例如 prompt 长度 5,prefill 后采样出第一个输出 token t0:
num_tokens_with_spec = len(prompt + [t0]) = 6
num_computed_tokens = 5
num_new_tokens = 1
这一轮就把 t0 作为输入跑一次 decode forward。
调度成功后,scheduler 分配 KV slots,记录 block 增量和 token 数:
def schedule(self) -> SchedulerOutput:
...
# Schedule the request.
scheduled_running_reqs.append(request)
request_id = request.request_id
req_to_new_blocks[request_id] = new_blocks
num_scheduled_tokens[request_id] = num_new_tokens
token_budget -= num_new_tokens
req_index += 1
...
5.2 再调度 WAITING 请求
WAITING 请求第一次进入运行队列时,会先查 prefix cache,然后计算本轮实际需要处理多少 token。
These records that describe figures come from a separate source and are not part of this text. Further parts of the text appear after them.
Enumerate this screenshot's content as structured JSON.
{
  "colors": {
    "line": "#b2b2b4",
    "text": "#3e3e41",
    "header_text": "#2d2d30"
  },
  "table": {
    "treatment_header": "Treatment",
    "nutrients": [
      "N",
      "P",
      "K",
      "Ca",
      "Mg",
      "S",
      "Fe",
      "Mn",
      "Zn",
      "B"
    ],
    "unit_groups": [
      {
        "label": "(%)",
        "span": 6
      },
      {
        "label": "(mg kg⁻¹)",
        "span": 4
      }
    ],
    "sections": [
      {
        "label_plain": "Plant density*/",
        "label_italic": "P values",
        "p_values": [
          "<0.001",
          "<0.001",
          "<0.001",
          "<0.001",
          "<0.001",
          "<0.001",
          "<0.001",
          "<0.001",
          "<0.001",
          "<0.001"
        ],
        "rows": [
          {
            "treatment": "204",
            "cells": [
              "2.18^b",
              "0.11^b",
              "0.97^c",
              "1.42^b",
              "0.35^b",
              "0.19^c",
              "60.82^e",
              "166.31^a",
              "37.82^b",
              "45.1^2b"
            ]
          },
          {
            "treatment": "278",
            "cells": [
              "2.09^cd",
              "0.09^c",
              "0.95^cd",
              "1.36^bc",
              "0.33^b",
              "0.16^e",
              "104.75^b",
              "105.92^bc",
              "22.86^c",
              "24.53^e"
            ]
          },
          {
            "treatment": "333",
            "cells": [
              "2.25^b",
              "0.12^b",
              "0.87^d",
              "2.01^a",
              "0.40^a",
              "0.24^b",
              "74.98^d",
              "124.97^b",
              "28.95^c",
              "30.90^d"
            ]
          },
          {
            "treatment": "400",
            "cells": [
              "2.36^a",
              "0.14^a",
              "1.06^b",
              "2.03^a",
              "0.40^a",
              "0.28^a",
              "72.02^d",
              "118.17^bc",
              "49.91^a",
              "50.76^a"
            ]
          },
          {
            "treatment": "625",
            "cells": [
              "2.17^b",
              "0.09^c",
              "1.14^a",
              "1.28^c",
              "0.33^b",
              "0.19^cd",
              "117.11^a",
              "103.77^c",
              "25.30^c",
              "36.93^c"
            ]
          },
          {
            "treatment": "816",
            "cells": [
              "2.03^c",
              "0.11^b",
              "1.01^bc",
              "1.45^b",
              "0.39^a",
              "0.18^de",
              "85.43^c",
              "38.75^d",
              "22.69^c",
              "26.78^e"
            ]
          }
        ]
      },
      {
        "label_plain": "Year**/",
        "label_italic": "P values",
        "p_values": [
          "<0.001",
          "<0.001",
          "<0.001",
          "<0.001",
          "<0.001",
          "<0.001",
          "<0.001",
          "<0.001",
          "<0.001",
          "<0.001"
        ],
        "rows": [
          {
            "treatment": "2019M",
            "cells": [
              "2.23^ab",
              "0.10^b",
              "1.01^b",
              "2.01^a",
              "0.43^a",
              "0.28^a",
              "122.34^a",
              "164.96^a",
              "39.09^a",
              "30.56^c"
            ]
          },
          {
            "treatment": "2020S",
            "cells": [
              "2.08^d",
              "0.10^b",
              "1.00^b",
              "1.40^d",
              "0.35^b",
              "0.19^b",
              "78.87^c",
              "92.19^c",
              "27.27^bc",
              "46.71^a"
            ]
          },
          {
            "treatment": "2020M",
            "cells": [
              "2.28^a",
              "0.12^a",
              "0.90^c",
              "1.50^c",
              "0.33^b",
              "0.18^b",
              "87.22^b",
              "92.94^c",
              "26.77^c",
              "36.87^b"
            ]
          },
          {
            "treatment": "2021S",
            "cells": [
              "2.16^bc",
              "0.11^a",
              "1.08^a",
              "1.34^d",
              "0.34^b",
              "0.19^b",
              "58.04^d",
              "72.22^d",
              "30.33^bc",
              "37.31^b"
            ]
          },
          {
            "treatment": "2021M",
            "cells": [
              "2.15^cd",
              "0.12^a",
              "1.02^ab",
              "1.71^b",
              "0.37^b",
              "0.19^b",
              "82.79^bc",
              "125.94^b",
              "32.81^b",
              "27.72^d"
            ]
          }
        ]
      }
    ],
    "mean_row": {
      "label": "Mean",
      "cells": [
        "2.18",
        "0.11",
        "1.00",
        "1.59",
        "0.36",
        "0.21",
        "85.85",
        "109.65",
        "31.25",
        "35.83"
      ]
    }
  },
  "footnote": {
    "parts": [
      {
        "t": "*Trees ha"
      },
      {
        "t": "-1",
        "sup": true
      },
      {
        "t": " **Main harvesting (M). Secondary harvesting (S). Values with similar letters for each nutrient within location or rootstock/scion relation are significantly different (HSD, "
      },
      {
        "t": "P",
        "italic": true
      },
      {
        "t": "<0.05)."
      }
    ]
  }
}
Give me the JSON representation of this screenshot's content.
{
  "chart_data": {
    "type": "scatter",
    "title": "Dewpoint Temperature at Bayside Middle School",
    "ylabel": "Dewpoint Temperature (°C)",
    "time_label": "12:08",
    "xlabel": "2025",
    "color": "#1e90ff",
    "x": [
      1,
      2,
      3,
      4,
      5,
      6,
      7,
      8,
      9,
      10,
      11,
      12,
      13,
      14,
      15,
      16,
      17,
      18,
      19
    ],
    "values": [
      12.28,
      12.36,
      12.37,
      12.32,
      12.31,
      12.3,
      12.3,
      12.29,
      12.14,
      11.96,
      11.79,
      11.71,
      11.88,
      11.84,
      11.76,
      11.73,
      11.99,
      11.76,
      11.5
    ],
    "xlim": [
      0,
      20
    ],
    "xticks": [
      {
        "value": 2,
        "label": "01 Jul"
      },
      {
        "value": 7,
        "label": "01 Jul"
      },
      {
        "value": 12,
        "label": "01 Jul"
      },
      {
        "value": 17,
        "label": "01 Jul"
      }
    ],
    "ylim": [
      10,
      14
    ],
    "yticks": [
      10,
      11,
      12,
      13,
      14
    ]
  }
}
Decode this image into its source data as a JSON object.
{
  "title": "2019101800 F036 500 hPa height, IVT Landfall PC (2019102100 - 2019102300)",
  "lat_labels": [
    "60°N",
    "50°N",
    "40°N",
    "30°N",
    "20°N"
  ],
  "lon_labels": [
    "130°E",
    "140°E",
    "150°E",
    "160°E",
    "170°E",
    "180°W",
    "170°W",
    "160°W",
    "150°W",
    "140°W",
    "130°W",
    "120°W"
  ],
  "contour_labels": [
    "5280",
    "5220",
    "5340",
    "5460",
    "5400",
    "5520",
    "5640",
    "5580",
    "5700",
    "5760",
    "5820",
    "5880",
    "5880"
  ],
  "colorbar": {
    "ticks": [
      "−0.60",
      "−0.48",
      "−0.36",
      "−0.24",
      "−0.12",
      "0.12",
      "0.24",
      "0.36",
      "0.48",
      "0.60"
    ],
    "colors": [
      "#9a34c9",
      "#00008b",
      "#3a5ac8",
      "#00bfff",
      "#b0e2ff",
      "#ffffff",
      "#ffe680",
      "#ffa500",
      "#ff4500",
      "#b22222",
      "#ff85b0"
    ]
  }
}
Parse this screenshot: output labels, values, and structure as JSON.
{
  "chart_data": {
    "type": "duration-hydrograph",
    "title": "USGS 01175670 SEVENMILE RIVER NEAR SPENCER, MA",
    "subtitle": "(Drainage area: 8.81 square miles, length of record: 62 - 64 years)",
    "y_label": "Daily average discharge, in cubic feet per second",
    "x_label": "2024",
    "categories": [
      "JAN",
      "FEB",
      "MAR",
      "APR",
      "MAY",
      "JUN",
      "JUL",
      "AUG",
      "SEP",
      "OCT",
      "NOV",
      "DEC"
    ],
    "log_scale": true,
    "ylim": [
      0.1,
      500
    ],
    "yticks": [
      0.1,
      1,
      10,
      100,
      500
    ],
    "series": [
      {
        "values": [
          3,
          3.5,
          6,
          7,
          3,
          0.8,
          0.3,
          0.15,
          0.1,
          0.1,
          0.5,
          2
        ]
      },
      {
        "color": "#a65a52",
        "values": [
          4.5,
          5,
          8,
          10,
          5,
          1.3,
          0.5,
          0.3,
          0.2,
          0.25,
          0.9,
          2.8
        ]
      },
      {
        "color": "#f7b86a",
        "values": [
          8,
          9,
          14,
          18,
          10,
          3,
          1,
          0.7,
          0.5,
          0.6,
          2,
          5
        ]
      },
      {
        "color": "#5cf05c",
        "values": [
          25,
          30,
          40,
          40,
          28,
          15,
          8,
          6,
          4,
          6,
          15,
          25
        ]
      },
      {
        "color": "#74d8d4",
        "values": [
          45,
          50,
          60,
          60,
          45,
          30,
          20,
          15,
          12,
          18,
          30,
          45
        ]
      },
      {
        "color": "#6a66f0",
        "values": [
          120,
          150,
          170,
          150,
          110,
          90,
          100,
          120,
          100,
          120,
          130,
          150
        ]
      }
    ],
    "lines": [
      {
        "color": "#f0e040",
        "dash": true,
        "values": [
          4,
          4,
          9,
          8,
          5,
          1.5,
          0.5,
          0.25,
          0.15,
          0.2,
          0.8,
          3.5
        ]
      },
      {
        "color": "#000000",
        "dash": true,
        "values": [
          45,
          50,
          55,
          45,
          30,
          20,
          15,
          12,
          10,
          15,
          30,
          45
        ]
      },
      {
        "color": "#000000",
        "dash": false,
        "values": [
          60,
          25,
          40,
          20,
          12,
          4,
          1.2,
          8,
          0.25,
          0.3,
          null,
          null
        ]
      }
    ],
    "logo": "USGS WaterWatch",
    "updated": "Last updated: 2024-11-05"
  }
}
def schedule(self) -> SchedulerOutput:
...
# Get already-cached tokens.
if request.num_computed_tokens == 0:
# Get locally-cached tokens.
new_computed_blocks, num_new_local_computed_tokens = (
self.kv_cache_manager.get_computed_blocks(request)
)
...
# Total computed tokens (local + external).
num_computed_tokens = (
num_new_local_computed_tokens + num_external_computed_tokens
)
assert num_computed_tokens <= request.num_tokens
else:
# KVTransfer: WAITING reqs have num_computed_tokens > 0
# after async KV recvs are completed.
new_computed_blocks = self.kv_cache_manager.empty_kv_cache_blocks
num_new_local_computed_tokens = 0
num_computed_tokens = request.num_computed_tokens
...
基础无 prefix cache 命中时,num_computed_tokens = 0。随后本轮 token 数就是完整 prompt 长度,或 chunked prefill 的一段:
def schedule(self) -> SchedulerOutput:
...
# Number of tokens to be scheduled.
# We use `request.num_tokens` instead of
# `request.num_prompt_tokens` to consider the resumed
# requests, which have output tokens.
num_new_tokens = request.num_tokens - num_computed_tokens
threshold = self.scheduler_config.long_prefill_token_threshold
if 0 < threshold < num_new_tokens:
num_new_tokens = threshold
...
num_new_tokens = min(num_new_tokens, token_budget)
assert num_new_tokens > 0
...
调度成功后,请求进入 running,并被标记为新请求或恢复请求。普通首次 text-only 请求会进入 scheduled_new_reqs。
def schedule(self) -> SchedulerOutput:
...
self.running.append(request)
if self.log_stats:
request.record_event(
EngineCoreEventType.SCHEDULED, scheduled_timestamp
)
if request.status == RequestStatus.WAITING:
scheduled_new_reqs.append(request)
elif request.status == RequestStatus.PREEMPTED:
scheduled_resumed_reqs.append(request)
else:
raise RuntimeError(f"Invalid request status: {request.status}")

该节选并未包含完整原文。